Ce qui s’est passé à Nice n’est qu’un hors-d’œuvre de ce qui va se passer à la rentrée

Non seulement aujourd’hui la France est blessée dans sa chair, mais elle est blessé également dans ce qu’elle représente, ses forces armées. Comment  se fait-il que dans un pays en état de guerre des imams dont on sait qu’ils prêchent le djihad sont toujours en liberté ? On ne répond pas fermement aux actions terroristes. Puisqu’on est en état de guerre, faisons la guerre et on pensera ensuite à la Cour européenne des droits de l’homme. Il faut mettre en prison des imams, aller d’appartement en appartement, d’immeuble en immeuble, de salle de prière en salle de prière, arrêter ceux dont on connaît les identités et les sympathies pour le djihad. Je pense que ce qui s’est passé à Nice n’est qu’un hors-d’œuvre de ce qui va se passer à la rentrée. La force de Daesh est de viser symboliquement  les choses qui vont mette la France en guerre civile.

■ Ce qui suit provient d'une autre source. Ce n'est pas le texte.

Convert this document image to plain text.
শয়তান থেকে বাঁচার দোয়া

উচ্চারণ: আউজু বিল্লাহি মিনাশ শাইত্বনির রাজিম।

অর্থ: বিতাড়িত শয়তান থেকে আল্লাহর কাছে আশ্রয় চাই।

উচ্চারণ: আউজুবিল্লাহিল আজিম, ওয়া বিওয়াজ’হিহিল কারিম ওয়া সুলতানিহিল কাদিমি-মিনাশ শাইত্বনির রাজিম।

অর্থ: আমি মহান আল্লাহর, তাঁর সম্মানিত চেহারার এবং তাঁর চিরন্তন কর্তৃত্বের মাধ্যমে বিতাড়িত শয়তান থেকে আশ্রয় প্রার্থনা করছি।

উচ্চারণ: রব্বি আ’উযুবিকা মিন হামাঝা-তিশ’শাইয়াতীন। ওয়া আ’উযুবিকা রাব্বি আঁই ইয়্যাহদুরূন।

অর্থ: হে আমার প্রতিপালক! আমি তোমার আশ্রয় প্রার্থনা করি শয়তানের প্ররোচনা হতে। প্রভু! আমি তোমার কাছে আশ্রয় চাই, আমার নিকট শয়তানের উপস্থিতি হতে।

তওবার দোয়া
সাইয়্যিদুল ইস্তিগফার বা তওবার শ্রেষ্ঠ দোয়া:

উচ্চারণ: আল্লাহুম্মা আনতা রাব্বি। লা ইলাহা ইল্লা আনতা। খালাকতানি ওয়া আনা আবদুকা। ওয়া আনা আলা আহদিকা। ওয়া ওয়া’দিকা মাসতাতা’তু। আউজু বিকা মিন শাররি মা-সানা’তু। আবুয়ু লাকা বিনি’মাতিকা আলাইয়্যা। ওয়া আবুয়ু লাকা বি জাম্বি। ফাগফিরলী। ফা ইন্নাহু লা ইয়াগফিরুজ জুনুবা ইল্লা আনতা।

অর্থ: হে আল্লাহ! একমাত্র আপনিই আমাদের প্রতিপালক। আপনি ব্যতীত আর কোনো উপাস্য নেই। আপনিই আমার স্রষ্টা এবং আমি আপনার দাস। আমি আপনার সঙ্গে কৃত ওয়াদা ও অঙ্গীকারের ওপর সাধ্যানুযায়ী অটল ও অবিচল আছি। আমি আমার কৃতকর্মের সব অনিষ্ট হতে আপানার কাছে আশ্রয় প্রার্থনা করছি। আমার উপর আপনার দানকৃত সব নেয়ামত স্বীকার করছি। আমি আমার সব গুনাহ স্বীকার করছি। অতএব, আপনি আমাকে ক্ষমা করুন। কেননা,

Le maire Christian Estrosi porte une très lourde responsabilité de ce qui s’est passé

Il y a une semaine j’étais avec deux agents de la direction centrale de renseignement intérieur (DCRI) qui me disaient : «Il se prépare quelque chose de terrifiant à Nice». Eux, ils pensaient à l’aéroport ou à la Promenade des Anglais. Je n’ai malheureusement pas été très surpris. Nice est une ville connue, il y a 19 mosquées clandestines à Nice, c’est un record en France. Le maire Christian Estrosi porte une très lourde responsabilité de ce qui s’est passé, car il a laissé pousser ces mosquées.

250 personnes à Nice sont suivis pour les faits de radicalisation, c’est le record devant Paris

Nice est une des villes les plus connues pour le nombre des djihadistes partis, c’est la ville d’où vient Omar Omsen, il y a eu 55 départs pour le djihad. 250 personnes à Nice sont suivies pour faits de radicalisation, c’est un record, devant Paris ! Il y a une véritable faute de l’Etat, quand le jour de la fête nationale française, sur la Promenade des Anglais il n’y ait pas eu de coordination policière pour empêcher la circulation.

Cet attentat change beaucoup la donne

90 % des Français sont capables de sacrifier des déplacements, de contrôle aux frontières, aux aéroports pour avoir la sécurité de leurs proches. A Nice sont morts des enfants, ce qui n’est pas la même chose qu’au Bataclan ou à Stade de France ou Charlie Hebdo. Cet attentat change beaucoup la donne. La réponse doit être extrêmement ferme. Il faut cesser de faire toujours semblant, de trouver des excuses à ceux qui nous veulent du mal et veulent nous tuer. La France est un pays en guerre et les lois européennes l’empêchent de faire la guerre. Il va falloir aujourd’hui installer une loi martiale, mais pour cela il faudra peut-être attendre de changer de président. La France est littéralement au bord de la guerre civile. A un moment, le seuil de tolérance sera dépassé.»